URBANA — There isn't a whole lot of difference in the ideas of the two women vying to be Champaign County's next circuit clerk.
Both veteran Democrat Barb Wysocki and political newcomer Katie Blakeman, a Republican, want the office to be more user-friendly, plan to use technology to enhance the public's access to records, and promise to be far more visible than Linda Frank, a Republican who was appointed to her post in April 1991 and then elected to it for five four-year terms. Frank chose not to run for re-election.
"I plan on working the front desk myself and modeling my expectation for treating every resident with respect and efficient and positive service, even if it's the seventeenth time in an hour (an employee) has heard the same question," Blakeman said.

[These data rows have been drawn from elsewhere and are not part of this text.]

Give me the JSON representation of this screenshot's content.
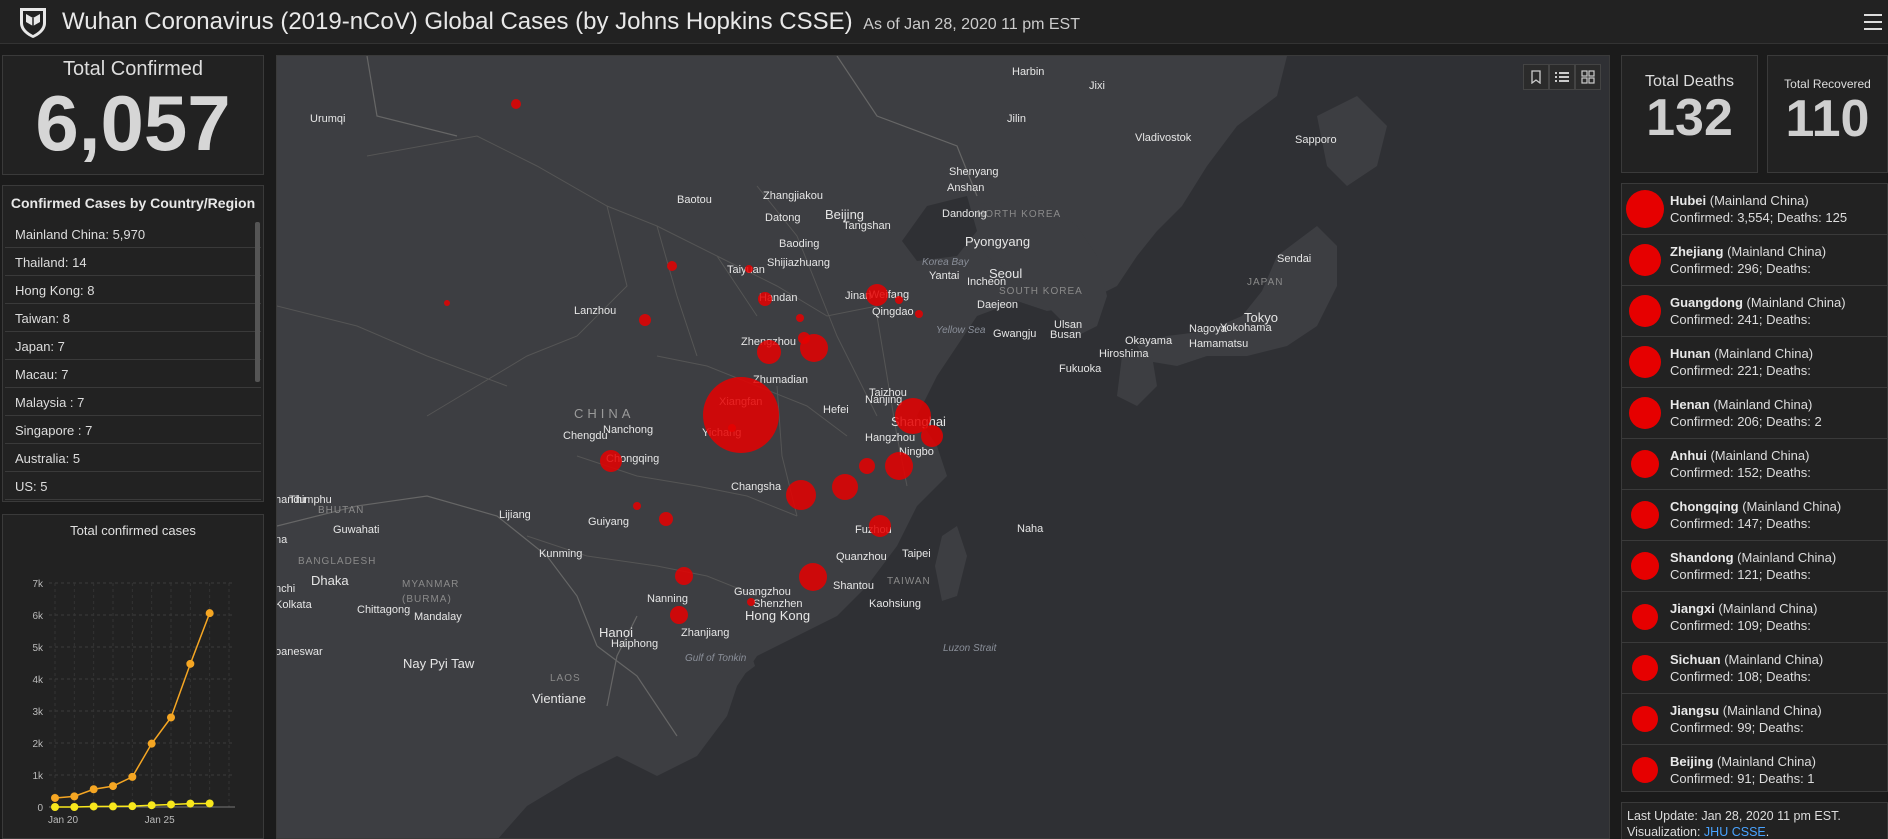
{
  "header": {
    "title": "Wuhan Coronavirus (2019-nCoV) Global Cases (by Johns Hopkins CSSE)",
    "as_of": "As of Jan 28, 2020 11 pm EST"
  },
  "total_confirmed": {
    "label": "Total Confirmed",
    "value": "6,057"
  },
  "country_panel": {
    "title": "Confirmed Cases by Country/Region",
    "rows": [
      {
        "name": "Mainland China",
        "value": "5,970"
      },
      {
        "name": "Thailand",
        "value": "14"
      },
      {
        "name": "Hong Kong",
        "value": "8"
      },
      {
        "name": "Taiwan",
        "value": "8"
      },
      {
        "name": "Japan",
        "value": "7"
      },
      {
        "name": "Macau",
        "value": "7"
      },
      {
        "name": "Malaysia ",
        "value": "7"
      },
      {
        "name": "Singapore ",
        "value": "7"
      },
      {
        "name": "Australia",
        "value": "5"
      },
      {
        "name": "US",
        "value": "5"
      }
    ]
  },
  "chart_panel": {
    "title": "Total confirmed cases"
  },
  "chart_data": {
    "type": "line",
    "title": "Total confirmed cases",
    "x_tick_labels": [
      "Jan 20",
      "Jan 25"
    ],
    "y_tick_labels": [
      "0",
      "1k",
      "2k",
      "3k",
      "4k",
      "5k",
      "6k",
      "7k"
    ],
    "ylim": [
      0,
      7000
    ],
    "x": [
      "Jan 21",
      "Jan 22",
      "Jan 23",
      "Jan 24",
      "Jan 25",
      "Jan 26",
      "Jan 27",
      "Jan 28",
      "Jan 29",
      "Jan 30"
    ],
    "series": [
      {
        "color": "#f5a623",
        "values": [
          282,
          332,
          555,
          653,
          941,
          1979,
          2798,
          4474,
          6057,
          null
        ]
      },
      {
        "color": "#f8e71c",
        "values": [
          0,
          0,
          17,
          18,
          26,
          56,
          80,
          107,
          110,
          null
        ]
      }
    ]
  },
  "map": {
    "country_label": "CHINA",
    "labels": [
      {
        "t": "Harbin"
      },
      {
        "t": "Jixi"
      },
      {
        "t": "Urumqi"
      },
      {
        "t": "Jilin"
      },
      {
        "t": "Vladivostok"
      },
      {
        "t": "Sapporo"
      },
      {
        "t": "Shenyang"
      },
      {
        "t": "Anshan"
      },
      {
        "t": "Baotou"
      },
      {
        "t": "Zhangjiakou"
      },
      {
        "t": "Beijing"
      },
      {
        "t": "Tangshan"
      },
      {
        "t": "Datong"
      },
      {
        "t": "Dandong"
      },
      {
        "t": "NORTH KOREA"
      },
      {
        "t": "Pyongyang"
      },
      {
        "t": "Baoding"
      },
      {
        "t": "Shijiazhuang"
      },
      {
        "t": "Taiyuan"
      },
      {
        "t": "Yantai"
      },
      {
        "t": "Seoul"
      },
      {
        "t": "Incheon"
      },
      {
        "t": "SOUTH KOREA"
      },
      {
        "t": "Sendai"
      },
      {
        "t": "JAPAN"
      },
      {
        "t": "Jinan"
      },
      {
        "t": "Weifang"
      },
      {
        "t": "Handan"
      },
      {
        "t": "Qingdao"
      },
      {
        "t": "Lanzhou"
      },
      {
        "t": "Daejeon"
      },
      {
        "t": "Tokyo"
      },
      {
        "t": "Nagoya"
      },
      {
        "t": "Yokohama"
      },
      {
        "t": "Hamamatsu"
      },
      {
        "t": "Ulsan"
      },
      {
        "t": "Busan"
      },
      {
        "t": "Gwangju"
      },
      {
        "t": "Okayama"
      },
      {
        "t": "Hiroshima"
      },
      {
        "t": "Fukuoka"
      },
      {
        "t": "Zhengzhou"
      },
      {
        "t": "Zhumadian"
      },
      {
        "t": "Taizhou"
      },
      {
        "t": "Nanjing"
      },
      {
        "t": "Xiangfan"
      },
      {
        "t": "Hefei"
      },
      {
        "t": "Shanghai"
      },
      {
        "t": "Nanchong"
      },
      {
        "t": "Chengdu"
      },
      {
        "t": "Yichang"
      },
      {
        "t": "Hangzhou"
      },
      {
        "t": "Ningbo"
      },
      {
        "t": "Chongqing"
      },
      {
        "t": "Changsha"
      },
      {
        "t": "Thimphu"
      },
      {
        "t": "BHUTAN"
      },
      {
        "t": "Lijiang"
      },
      {
        "t": "Guwahati"
      },
      {
        "t": "Guiyang"
      },
      {
        "t": "Fuzhou"
      },
      {
        "t": "Naha"
      },
      {
        "t": "BANGLADESH"
      },
      {
        "t": "Kunming"
      },
      {
        "t": "Quanzhou"
      },
      {
        "t": "Taipei"
      },
      {
        "t": "Dhaka"
      },
      {
        "t": "MYANMAR"
      },
      {
        "t": "(BURMA)"
      },
      {
        "t": "Nanning"
      },
      {
        "t": "Shantou"
      },
      {
        "t": "TAIWAN"
      },
      {
        "t": "Guangzhou"
      },
      {
        "t": "Shenzhen"
      },
      {
        "t": "Hong Kong"
      },
      {
        "t": "Kolkata"
      },
      {
        "t": "Chittagong"
      },
      {
        "t": "Mandalay"
      },
      {
        "t": "Kaohsiung"
      },
      {
        "t": "Hanoi"
      },
      {
        "t": "Zhanjiang"
      },
      {
        "t": "Haiphong"
      },
      {
        "t": "Nay Pyi Taw"
      },
      {
        "t": "LAOS"
      },
      {
        "t": "Vientiane"
      },
      {
        "t": "handu"
      },
      {
        "t": "nchi"
      },
      {
        "t": "na"
      },
      {
        "t": "oaneswar"
      }
    ],
    "water_labels": [
      "Yellow Sea",
      "Korea Bay",
      "Gulf of Tonkin",
      "Luzon Strait"
    ],
    "bubble_color": "#e60000"
  },
  "map_tools": [
    "bookmark-icon",
    "list-icon",
    "grid-icon"
  ],
  "total_deaths": {
    "label": "Total Deaths",
    "value": "132"
  },
  "total_recovered": {
    "label": "Total Recovered",
    "value": "110"
  },
  "regions": [
    {
      "name": "Hubei",
      "region": "(Mainland China)",
      "detail": "Confirmed: 3,554; Deaths: 125"
    },
    {
      "name": "Zhejiang",
      "region": "(Mainland China)",
      "detail": "Confirmed: 296; Deaths:"
    },
    {
      "name": "Guangdong",
      "region": "(Mainland China)",
      "detail": "Confirmed: 241; Deaths:"
    },
    {
      "name": "Hunan",
      "region": "(Mainland China)",
      "detail": "Confirmed: 221; Deaths:"
    },
    {
      "name": "Henan",
      "region": "(Mainland China)",
      "detail": "Confirmed: 206; Deaths: 2"
    },
    {
      "name": "Anhui",
      "region": "(Mainland China)",
      "detail": "Confirmed: 152; Deaths:"
    },
    {
      "name": "Chongqing",
      "region": "(Mainland China)",
      "detail": "Confirmed: 147; Deaths:"
    },
    {
      "name": "Shandong",
      "region": "(Mainland China)",
      "detail": "Confirmed: 121; Deaths:"
    },
    {
      "name": "Jiangxi",
      "region": "(Mainland China)",
      "detail": "Confirmed: 109; Deaths:"
    },
    {
      "name": "Sichuan",
      "region": "(Mainland China)",
      "detail": "Confirmed: 108; Deaths:"
    },
    {
      "name": "Jiangsu",
      "region": "(Mainland China)",
      "detail": "Confirmed: 99; Deaths:"
    },
    {
      "name": "Beijing",
      "region": "(Mainland China)",
      "detail": "Confirmed: 91; Deaths: 1"
    }
  ],
  "footer": {
    "last_update": "Last Update: Jan 28, 2020 11 pm EST.",
    "visualization_label": "Visualization:",
    "visualization_link": "JHU CSSE"
  }
}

"I will be there every day. I do plan to be visible," Wysocki said.
Both said they also plan to simplify the office for users. Wysocki said that might mean designating certain windows for certain services, such as traffic tickets, while Blakeman said it could be as easy as putting up better signs to direct folks to services.
Simply put, the circuit clerk serves the justice system as the keeper of court records and collector of fines. Ideally, the clerk works closely with the other department heads in the justice system: sheriff, state's attorney, public defender, probation office, judges — and the lawyers using the courthouse.
Both women maintain they will have no problem working well with all those folks.
By virtue of her prior service, Wysocki may have a better idea of what she's getting into.
The 69-year-old Urbana resident was first elected to the Champaign County Board in 1998 and served until 2010. From 2004 to 2006, she was the board chairwoman. She's familiar with the current JANO computer system in use and the need to squirrel away funds to pay for an upgrade.
"There's probably an opportunity with fresh eyes to go through the budget ... to see if there are areas where greater savings can be recognized and allocations can happen. The automation fees (part of defendants' fines), for example, can be supplemented and make that a reality sooner than later," Wysocki said of an upgrade.
She visited the Sangamon County Circuit Clerk, where JANO is also in use, and came away thinking "there's probably potential there that we have yet to recognize."
"The office needs to embrace technology much more than it has been doing. A lot of legal-services citizens could access online rather than having to come to the office," she said, citing as an example, divorces where neither property nor children are in dispute.
Blakeman is of a like mind about the technology.
The Illinois Supreme Court has expressed its desire to move to electronic filing — the federal courts have already implemented it — but the rules haven't been set forth yet for all counties.
"There are a number of standards we are going to have to meet. I have strong technological skills myself but also know to hire the right people," said Blakeman, 33, of Champaign.
Blakeman has a master's degree in library and information science and did graduate work in developing online tutorials, creating digital archives and preserving electronic documents, and administering public information centers — all of which she would like to do as circuit clerk.
"I definitely have ideas. I would like to see better integration between all the county offices for its website. If you are an average citizen and don't know which office has marriage licenses or where to go to file an order of protection, you can go to the county's website and it would direct you to the right place.
"I would love to link more to Illinois Legal Aid online. That provides forms and instructions for people looking for help (who plan to represent themselves)," she said, noting Vermilion County is already doing that.
Blakeman believes the current public access case lookup system could be improved but definitely wants it to "remain free and open." Wysocki agreed that as many records as possible should be accessible online.
Currently staying home with a toddler, Blakeman most recently worked in development at the University of Illinois. She said she was responsible for the stewardship of more than 100 different gift funds. In a previous job, she managed a sales team at Newell Rubbermaid.
Prior to her 2002 retirement, Wysocki was a high school history teacher for 34 years — 17 years in LaSalle-Peru and another 17 at University Laboratory High School in Urbana.
Both Wysocki and Blakeman said there must be improvement in the collection of fees and fines.
"The first thing that needs to happen is that the individual parties get a bill the minute there is a decision in the case. It makes no sense that it can't be accomplished the minute a case is (resolved)," Wysocki said. "On the way out, they should stop at the circuit clerk, whip out their plastic or checkbook and then they leave. There's a cost to tracking down people who have outstanding fines and fees. If we could reduce that, that would be a good start."
Blakeman said the computer system needs to be set up to alert the collection agency working for the county as soon as a deadline is missed.
"You can flag it in the system if it has a special circumstance," she said, in a nod to judicial discretion for defendants who can't always pay on time.